One of the enduring problems in theories of consciousness—especially panpsychist ones—is the "combination problem": how micro-level phenomenal properties or subjects compose into macro-level unities. The compositional framework here directly addresses this:

  • Unity arises through composition, not aggregation: Sequential and parallel compositions of basic processes generate complex, unified experiences, without appealing to atomistic assembly of non-experiential parts.
  • No micro/macro subjective divide: The distinction dissolves; generators may already possess the structural properties attributed to macro-level experience.
  • No commitment to neural isomorphism: The lack of reduction to neural mechanisms avoids the structural mismatch problem and sidesteps the hard problem's intractabilities. Neural dynamics may be modeled in parallel formal categories, but not identified as primary.

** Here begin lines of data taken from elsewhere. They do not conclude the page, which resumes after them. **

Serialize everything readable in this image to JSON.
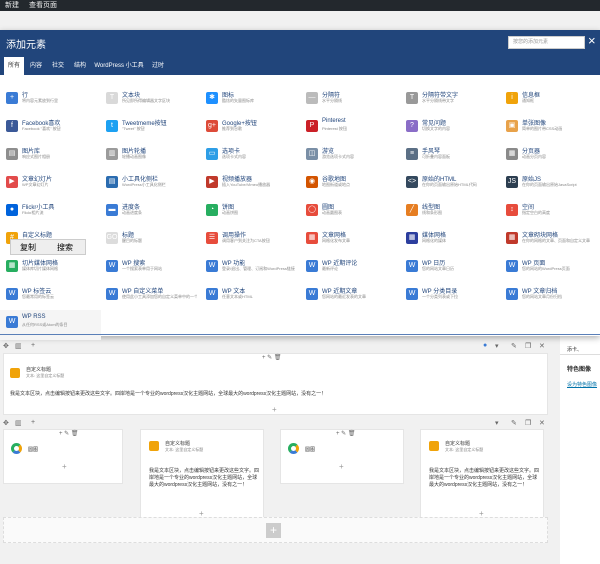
{
  "adminbar": {
    "items": [
      "新建",
      "查看页面"
    ]
  },
  "modal": {
    "title": "添加元素",
    "search_placeholder": "按您的添加元素",
    "close": "×",
    "tabs": [
      "所有",
      "内容",
      "社交",
      "结构",
      "WordPress 小工具",
      "过时"
    ]
  },
  "widgets": [
    {
      "name": "行",
      "desc": "将内容元素放到行里",
      "color": "#3a7bd5",
      "glyph": "+"
    },
    {
      "name": "文本块",
      "desc": "所见即所得编辑器文字区块",
      "color": "#d9d9d9",
      "glyph": "T"
    },
    {
      "name": "图标",
      "desc": "酷炫的矢量图标库",
      "color": "#1e90ff",
      "glyph": "✱"
    },
    {
      "name": "分隔符",
      "desc": "水平分隔线",
      "color": "#bbb",
      "glyph": "—"
    },
    {
      "name": "分隔符带文字",
      "desc": "水平分隔线带文字",
      "color": "#999",
      "glyph": "T"
    },
    {
      "name": "信息框",
      "desc": "通知框",
      "color": "#f0a30a",
      "glyph": "i"
    },
    {
      "name": "Facebook喜欢",
      "desc": "Facebook \"喜欢\" 按钮",
      "color": "#3b5998",
      "glyph": "f"
    },
    {
      "name": "Tweetmeme按钮",
      "desc": "\"Tweet\" 按钮",
      "color": "#1da1f2",
      "glyph": "t"
    },
    {
      "name": "Google+按钮",
      "desc": "推荐到谷歌",
      "color": "#dd4b39",
      "glyph": "g+"
    },
    {
      "name": "Pinterest",
      "desc": "Pinterest 按钮",
      "color": "#cb2027",
      "glyph": "P"
    },
    {
      "name": "常见问题",
      "desc": "切换文字的内容",
      "color": "#8a6dc7",
      "glyph": "?"
    },
    {
      "name": "单张图像",
      "desc": "简单的图片带CSS动画",
      "color": "#e8a24a",
      "glyph": "▣"
    },
    {
      "name": "图片库",
      "desc": "响应式图片相册",
      "color": "#8e8e8e",
      "glyph": "▤"
    },
    {
      "name": "图片轮播",
      "desc": "轮播动画图像",
      "color": "#9b9b9b",
      "glyph": "▥"
    },
    {
      "name": "选项卡",
      "desc": "选项卡式内容",
      "color": "#2e9ee6",
      "glyph": "▭"
    },
    {
      "name": "游览",
      "desc": "游览选项卡式内容",
      "color": "#7a8fa6",
      "glyph": "◫"
    },
    {
      "name": "手风琴",
      "desc": "可折叠内容面板",
      "color": "#5b6f85",
      "glyph": "≡"
    },
    {
      "name": "分页器",
      "desc": "动画分页内容",
      "color": "#8a8a8a",
      "glyph": "▦"
    },
    {
      "name": "文章幻灯片",
      "desc": "WP文章幻灯片",
      "color": "#e24b4b",
      "glyph": "▶"
    },
    {
      "name": "小工具化侧栏",
      "desc": "WordPress小工具化侧栏",
      "color": "#2b6cb0",
      "glyph": "▤"
    },
    {
      "name": "视频播放器",
      "desc": "插入YouTube/Vimeo播放器",
      "color": "#c0392b",
      "glyph": "▶"
    },
    {
      "name": "谷歌地图",
      "desc": "地图街道或地点",
      "color": "#d35400",
      "glyph": "◉"
    },
    {
      "name": "原始的HTML",
      "desc": "在你的页面输出原始HTML代码",
      "color": "#34495e",
      "glyph": "<>"
    },
    {
      "name": "原始JS",
      "desc": "在你的页面输出原始JavaScript",
      "color": "#2c3e50",
      "glyph": "JS"
    },
    {
      "name": "Flickr小工具",
      "desc": "Flickr相片流",
      "color": "#0063dc",
      "glyph": "●"
    },
    {
      "name": "进度条",
      "desc": "动画进度条",
      "color": "#3a7bd5",
      "glyph": "▬"
    },
    {
      "name": "饼图",
      "desc": "动画饼图",
      "color": "#27ae60",
      "glyph": "◔"
    },
    {
      "name": "圆图",
      "desc": "动画圆图表",
      "color": "#e74c3c",
      "glyph": "◯"
    },
    {
      "name": "线型图",
      "desc": "线和条形图",
      "color": "#e67e22",
      "glyph": "╱"
    },
    {
      "name": "空间",
      "desc": "指定空白的高度",
      "color": "#e74c3c",
      "glyph": "↕"
    },
    {
      "name": "自定义标题",
      "desc": "自定义文字",
      "color": "#f0a30a",
      "glyph": "#"
    },
    {
      "name": "标题",
      "desc": "醒目的标题",
      "color": "#dcdcdc",
      "glyph": "GO"
    },
    {
      "name": "调用操作",
      "desc": "调用客户到关注为CTA按钮",
      "color": "#e74c3c",
      "glyph": "☰"
    },
    {
      "name": "文章网格",
      "desc": "网格化发布文章",
      "color": "#e74c3c",
      "glyph": "▦"
    },
    {
      "name": "媒体网格",
      "desc": "网格化的媒体",
      "color": "#2c3e9e",
      "glyph": "▦"
    },
    {
      "name": "文章砌块网格",
      "desc": "在你的网格的文章、页面和自定义文章",
      "color": "#c0392b",
      "glyph": "▦"
    },
    {
      "name": "切片媒体网格",
      "desc": "媒体库切片媒体网格",
      "color": "#27ae60",
      "glyph": "▦"
    },
    {
      "name": "WP 搜索",
      "desc": "一个搜索表单用于网站",
      "color": "#3a7bd5",
      "glyph": "W"
    },
    {
      "name": "WP 功能",
      "desc": "登录/退出、管理、订阅和WordPress链接",
      "color": "#3a7bd5",
      "glyph": "W"
    },
    {
      "name": "WP 近期评论",
      "desc": "最新评论",
      "color": "#3a7bd5",
      "glyph": "W"
    },
    {
      "name": "WP 日历",
      "desc": "您的网站文章日历",
      "color": "#3a7bd5",
      "glyph": "W"
    },
    {
      "name": "WP 页面",
      "desc": "您的网站的WordPress页面",
      "color": "#3a7bd5",
      "glyph": "W"
    },
    {
      "name": "WP 标签云",
      "desc": "您最常用的标签云",
      "color": "#3a7bd5",
      "glyph": "W"
    },
    {
      "name": "WP 自定义菜单",
      "desc": "使用此小工具添加您的自定义菜单中的一个作为侧边栏小工具",
      "color": "#3a7bd5",
      "glyph": "W"
    },
    {
      "name": "WP 文本",
      "desc": "任意文本或HTML",
      "color": "#3a7bd5",
      "glyph": "W"
    },
    {
      "name": "WP 近期文章",
      "desc": "您网站的最近发表的文章",
      "color": "#3a7bd5",
      "glyph": "W"
    },
    {
      "name": "WP 分类目录",
      "desc": "一个分类列表或下拉",
      "color": "#3a7bd5",
      "glyph": "W"
    },
    {
      "name": "WP 文章归档",
      "desc": "您的网站文章月份归档",
      "color": "#3a7bd5",
      "glyph": "W"
    },
    {
      "name": "WP RSS",
      "desc": "从任何RSS或Atom的条目",
      "color": "#3a7bd5",
      "glyph": "W"
    }
  ],
  "context_menu": {
    "copy": "复制",
    "search": "搜索"
  },
  "builder": {
    "heading_title": "自定义标题",
    "heading_sub": "文本: 这里自定义标题",
    "body_text": "我是文本区块，点击编辑按钮来更改这些文字。四岸地是一个专业的wordpress汉化主题网站，全球最大的wordpress汉化主题网站，没有之一！",
    "circle_title": "圆图",
    "card_text": "我是文本区块，点击编辑按钮来更改这些文字。四岸地是一个专业的wordpress汉化主题网站，全球最大的wordpress汉化主题网站，没有之一！"
  },
  "sidebar": {
    "label1": "添卡、",
    "label2": "特色图像",
    "link": "设为特色图像"
  }
}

Additionally, by encoding contextual specification through rewriting rules, the model allows the possibility of "phenomenal contextuality," a feature absent in all functionalist models of consciousness.

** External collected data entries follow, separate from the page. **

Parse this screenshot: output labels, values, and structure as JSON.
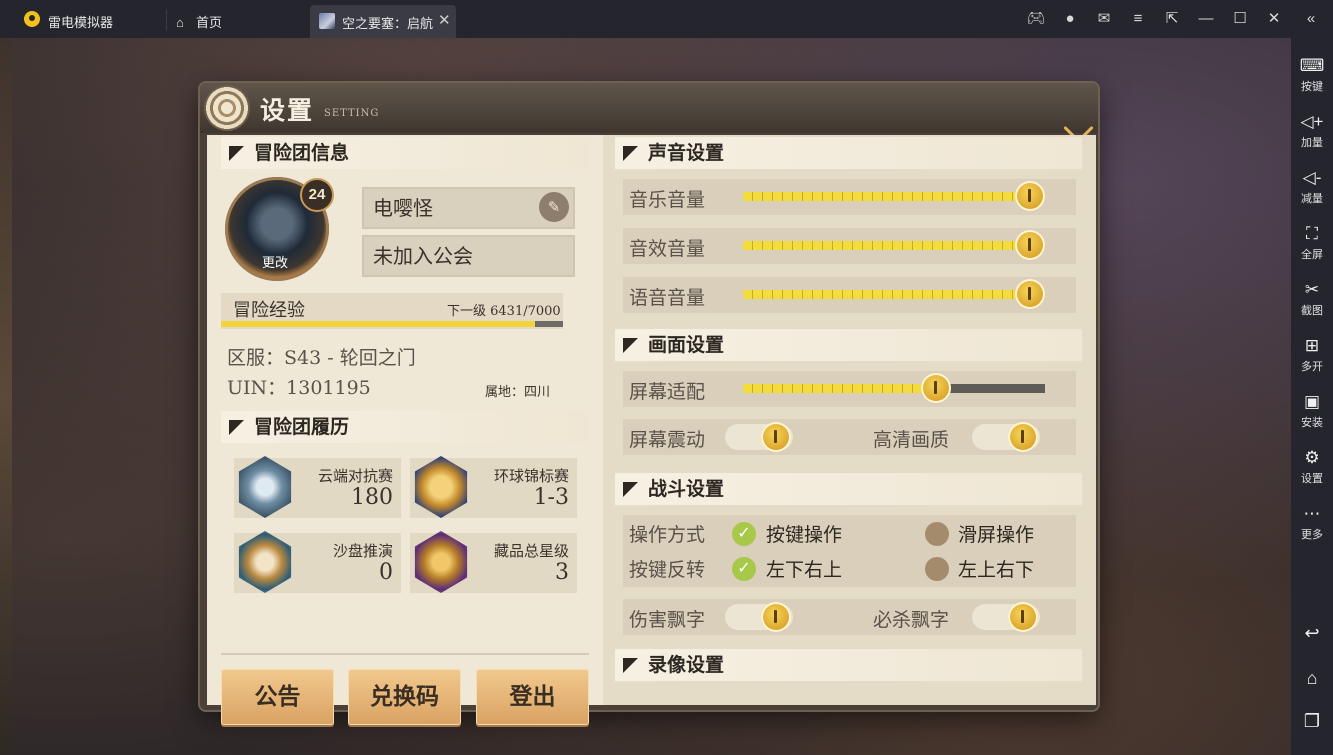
{
  "titlebar": {
    "app_title": "雷电模拟器",
    "home_tab": "首页",
    "game_tab": "空之要塞：启航"
  },
  "sidebar": {
    "items": [
      {
        "label": "按键",
        "icon": "keyboard-icon"
      },
      {
        "label": "加量",
        "icon": "volume-up-icon"
      },
      {
        "label": "减量",
        "icon": "volume-down-icon"
      },
      {
        "label": "全屏",
        "icon": "fullscreen-icon"
      },
      {
        "label": "截图",
        "icon": "scissors-icon"
      },
      {
        "label": "多开",
        "icon": "multi-instance-icon"
      },
      {
        "label": "安装",
        "icon": "apk-icon"
      },
      {
        "label": "设置",
        "icon": "gear-icon"
      },
      {
        "label": "更多",
        "icon": "more-icon"
      }
    ]
  },
  "panel": {
    "title": "设置",
    "subtitle": "SETTING"
  },
  "adventure": {
    "section": "冒险团信息",
    "level": "24",
    "change_label": "更改",
    "name": "电嘤怪",
    "guild": "未加入公会",
    "exp_label": "冒险经验",
    "exp_next": "下一级 6431/7000",
    "exp_fraction": 0.9187,
    "server": "区服：S43 - 轮回之门",
    "uin": "UIN：1301195",
    "region": "属地：四川"
  },
  "history": {
    "section": "冒险团履历",
    "cards": [
      {
        "name": "云端对抗赛",
        "value": "180",
        "icon": "cloud-arena-badge-icon"
      },
      {
        "name": "环球锦标赛",
        "value": "1-3",
        "icon": "world-championship-badge-icon"
      },
      {
        "name": "沙盘推演",
        "value": "0",
        "icon": "sandbox-badge-icon"
      },
      {
        "name": "藏品总星级",
        "value": "3",
        "icon": "collection-badge-icon"
      }
    ]
  },
  "buttons": {
    "notice": "公告",
    "redeem": "兑换码",
    "logout": "登出"
  },
  "sound": {
    "section": "声音设置",
    "music": {
      "label": "音乐音量",
      "value": 1.0
    },
    "sfx": {
      "label": "音效音量",
      "value": 1.0
    },
    "voice": {
      "label": "语音音量",
      "value": 1.0
    }
  },
  "display": {
    "section": "画面设置",
    "fit": {
      "label": "屏幕适配",
      "value": 0.64
    },
    "shake": {
      "label": "屏幕震动",
      "on": true
    },
    "hd": {
      "label": "高清画质",
      "on": true
    }
  },
  "battle": {
    "section": "战斗设置",
    "mode_label": "操作方式",
    "mode_opt1": "按键操作",
    "mode_opt2": "滑屏操作",
    "invert_label": "按键反转",
    "invert_opt1": "左下右上",
    "invert_opt2": "左上右下",
    "damage": {
      "label": "伤害飘字",
      "on": true
    },
    "crit": {
      "label": "必杀飘字",
      "on": true
    }
  },
  "record": {
    "section": "录像设置"
  },
  "colors": {
    "accent_gold": "#e4b25a",
    "slider_fill": "#f3dc3e",
    "check_green": "#a8c84a"
  }
}
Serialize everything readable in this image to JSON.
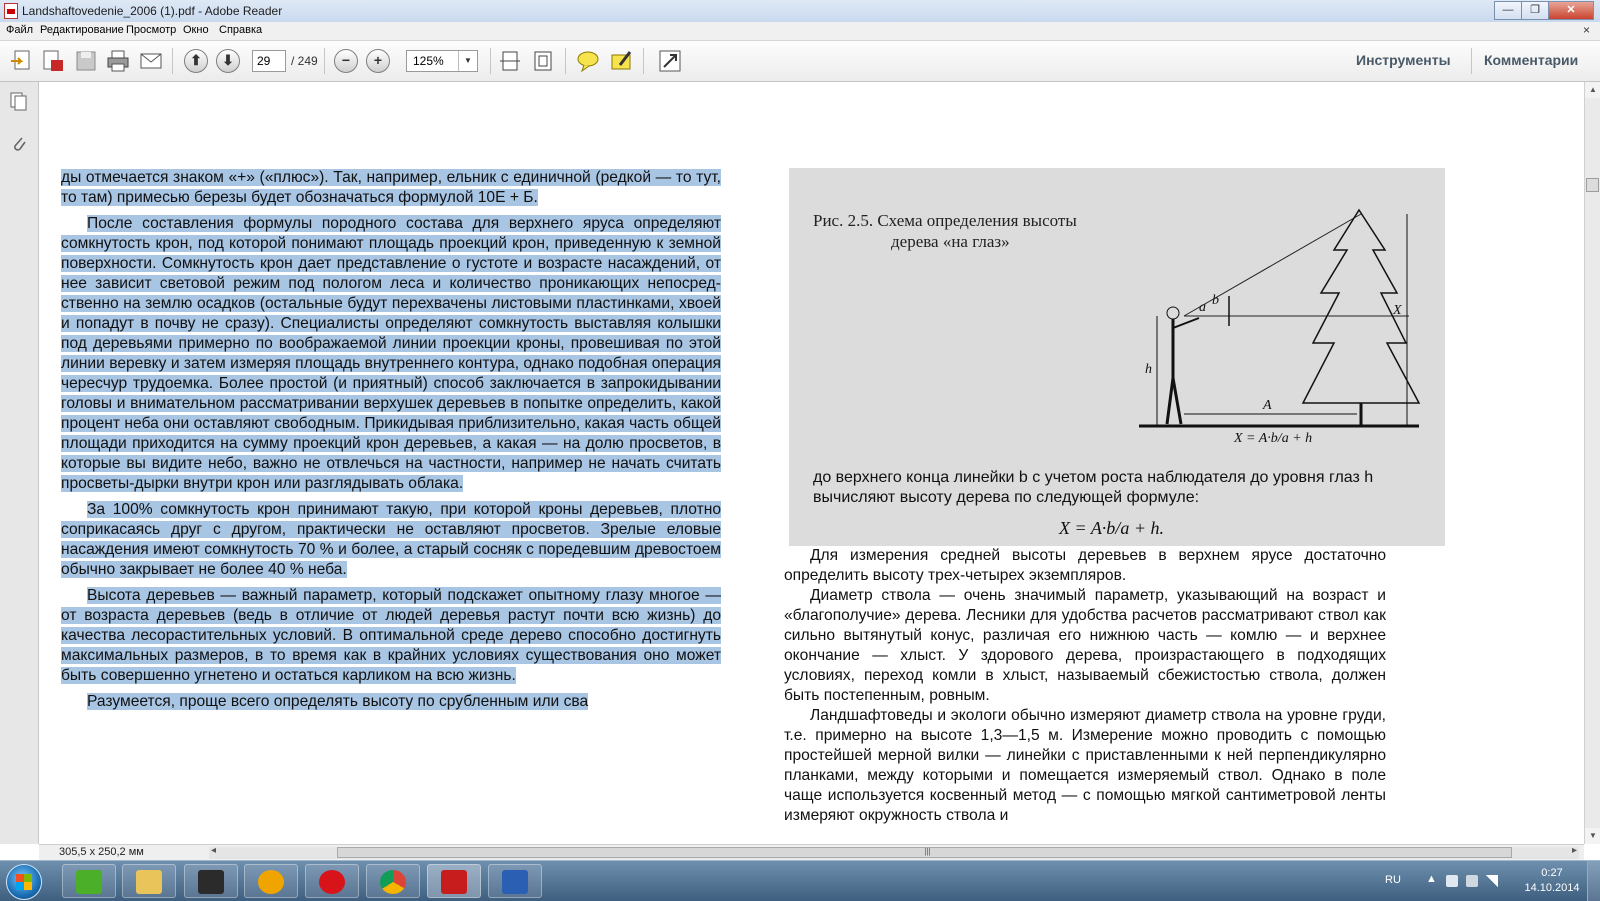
{
  "window": {
    "title": "Landshaftovedenie_2006 (1).pdf - Adobe Reader",
    "minimize_label": "—",
    "restore_label": "❐",
    "close_label": "✕"
  },
  "menu": {
    "items": [
      "Файл",
      "Редактирование",
      "Просмотр",
      "Окно",
      "Справка"
    ],
    "close_label": "×"
  },
  "toolbar": {
    "page_current": "29",
    "page_total": "/ 249",
    "zoom": "125%",
    "zoom_dropdown": "▼",
    "tools_label": "Инструменты",
    "comments_label": "Комментарии",
    "prev_page_glyph": "⬆",
    "next_page_glyph": "⬇",
    "zoom_out_glyph": "−",
    "zoom_in_glyph": "+"
  },
  "document": {
    "left_paragraphs": [
      "ды отмечается знаком «+» («плюс»). Так, например, ельник с единичной (редкой — то тут, то там) примесью березы будет обозначаться форму­лой 10Е + Б.",
      "После составления формулы породного состава для верхнего яруса определяют сомкнутость крон, под которой понимают площадь проек­ций крон, приведенную к земной поверхности. Сомкнутость крон дает представление о густоте и возрасте насаждений, от нее зависит свето­вой режим под пологом леса и количество проникающих непосред­ственно на землю осадков (остальные будут перехвачены листовыми пластинками, хвоей и попадут в почву не сразу). Специалисты опреде­ляют сомкнутость выставляя колышки под деревьями примерно по во­ображаемой линии проекции кроны, провешивая по этой линии веревку и затем измеряя площадь внутреннего контура, однако подобная операция чересчур трудоемка. Более простой (и приятный) способ зак­лючается в запрокидывании головы и внимательном рассматривании верхушек деревьев в попытке определить, какой процент неба они ос­тавляют свободным. Прикидывая приблизительно, какая часть общей площади приходится на сумму проекций крон деревьев, а какая — на долю просветов, в которые вы видите небо, важно не отвлечься на част­ности, например не начать считать просветы-дырки внутри крон или разглядывать облака.",
      "За 100% сомкнутость крон принимают такую, при которой кроны де­ревьев, плотно соприкасаясь друг с другом, практически не оставляют просветов. Зрелые еловые насаждения имеют сомкнутость 70 % и более, а старый сосняк с поредевшим древостоем обычно закрывает не более 40 % неба.",
      "Высота деревьев — важный параметр, который подскажет опытному глазу многое — от возраста деревьев (ведь в отличие от людей деревья растут почти всю жизнь) до качества лесорастительных условий. В опти­мальной среде дерево способно достигнуть максимальных размеров, в то время как в крайних условиях существования оно может быть совер­шенно угнетено и остаться карликом на всю жизнь.",
      "Разумеется, проще всего определять высоту по срубленным или сва­"
    ],
    "figure": {
      "caption_line1": "Рис. 2.5. Схема определения высоты",
      "caption_line2": "дерева «на глаз»",
      "label_a": "a",
      "label_b": "b",
      "label_h": "h",
      "label_x": "X",
      "label_A": "A",
      "diagram_formula": "X = A·b/a + h",
      "text": "до верхнего конца линейки b с учетом роста наблюдателя до уровня глаз h вычисляют высоту дерева по следующей формуле:",
      "formula": "X = A·b/a + h."
    },
    "right_paragraphs": [
      "Для измерения средней высоты деревьев в верхнем ярусе достаточно определить высоту трех-четырех экземпляров.",
      "Диаметр ствола — очень значимый параметр, указывающий на воз­раст и «благополучие» дерева. Лесники для удобства расчетов рассмат­ривают ствол как сильно вытянутый конус, различая его нижнюю часть — комлю — и верхнее окончание — хлыст. У здорового дерева, произрас­тающего в подходящих условиях, переход комли в хлыст, называемый сбежистостью ствола, должен быть постепенным, ровным.",
      "Ландшафтоведы и экологи обычно измеряют диаметр ствола на уров­не груди, т.е. примерно на высоте 1,3—1,5 м. Измерение можно прово­дить с помощью простейшей мерной вилки — линейки с приставленны­ми к ней перпендикулярно планками, между которыми и помещается из­меряемый ствол. Однако в поле чаще используется косвенный метод — с помощью мягкой сантиметровой ленты измеряют окружность ствола и"
    ]
  },
  "statusbar": {
    "dimensions": "305,5 x 250,2 мм",
    "scroll_left": "◂",
    "scroll_right": "▸",
    "grip": "|||"
  },
  "taskbar": {
    "language": "RU",
    "time": "0:27",
    "date": "14.10.2014"
  },
  "colors": {
    "selection": "#a8c5e4",
    "toolbar_link": "#4a5968",
    "taskbar": "#4f6f90"
  }
}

Implications, Limitations, and Future Directions

The paper makes several bold commitments:

  • Consciousness as transformation: Phenomenal content is not a static property but a process; process theory, rather than set-theoretic or state-based models, is the proper mathematical substrate.
  • Empirical adequacy: The selection and phenomenological mapping of generators is acknowledged as an open empirical and theoretical problem, requiring detailed collaboration with micro-phenomenological methods.
  • Scalability: The categorical framework is extendable to infinite-dimensional cases, potentially enabling recovery of standard quantum mechanics within a theory where consciousness is primary.
  • Integration with other frameworks: The approach is in principle compatible with "conscious agent" models, but provides a clearer mathematical toolkit for co-dependent, non-reductive synthesis.
  • Constraints on AI and modeling: The model suggests that attempts to "build" consciousness from non-conscious computational substrates are structurally inadequate; simulation of consciousness is not realization unless the compositional, co-dependent axioms are respected.

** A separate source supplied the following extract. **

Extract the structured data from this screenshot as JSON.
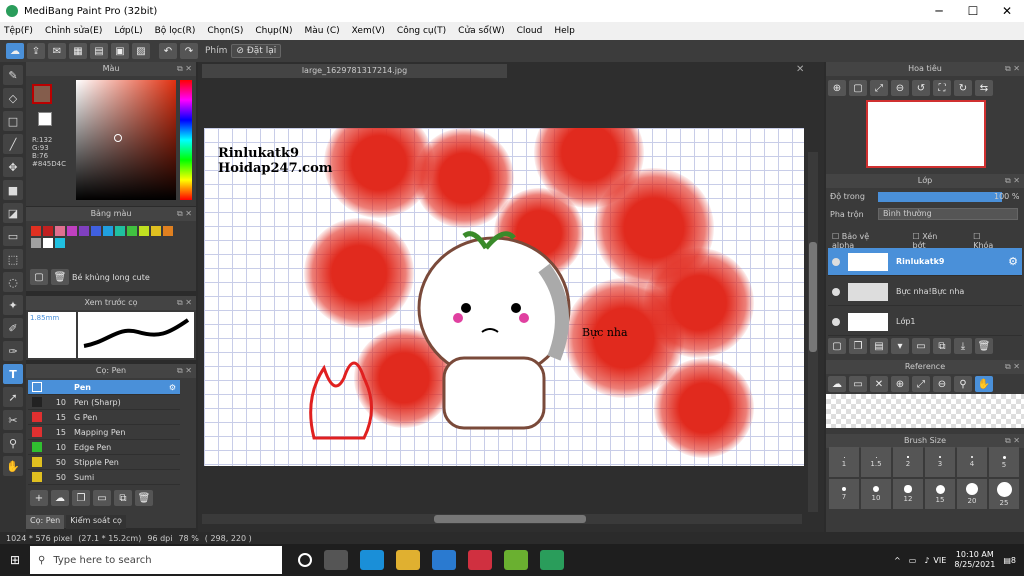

Theoretical and AI implications

The categorical formulation triggers several speculations:

  • Formalization of phenomenology: Axiomatic, compositional mathematics may finally enable a scientifically productive, theory-neutral phenomenology, useful for both natural and artificial systems.
  • Computational irreducibility: To the extent that the generators require contextual dependencies, simulating or embedding the corresponding rewriting systems may place strong constraints on what kinds of computational architectures are eligible for "artificial consciousness."
  • Cross-fertilization with quantum cognition and contextuality: The formal similarity between consciousness processes and quantum processes suggests a structural, if not ontological, bridge between cognitive science and quantum information theory.

Conclusion

This work develops a process-theoretic, compositional framework for consciousness inspired by Yogacara's consciousness-only doctrine. By internalizing the co-dependent, irreducible unity of experience into the very axioms of the model, and by leveraging symmetric monoidal and compact closed categories, it provides a mathematically explicit alternative to reductionist and panpsychist strategies. The approach is sufficiently general to accommodate future empirical findings, invites application to comparative phenomenology and cognitive science, and reconfigures the scientific study of consciousness as fundamentally structural and compositional rather than causally reductive. This reframing is likely to impact future developments in the interface of theoretical neuroscience, philosophy of mind, and the mathematical foundations of AI.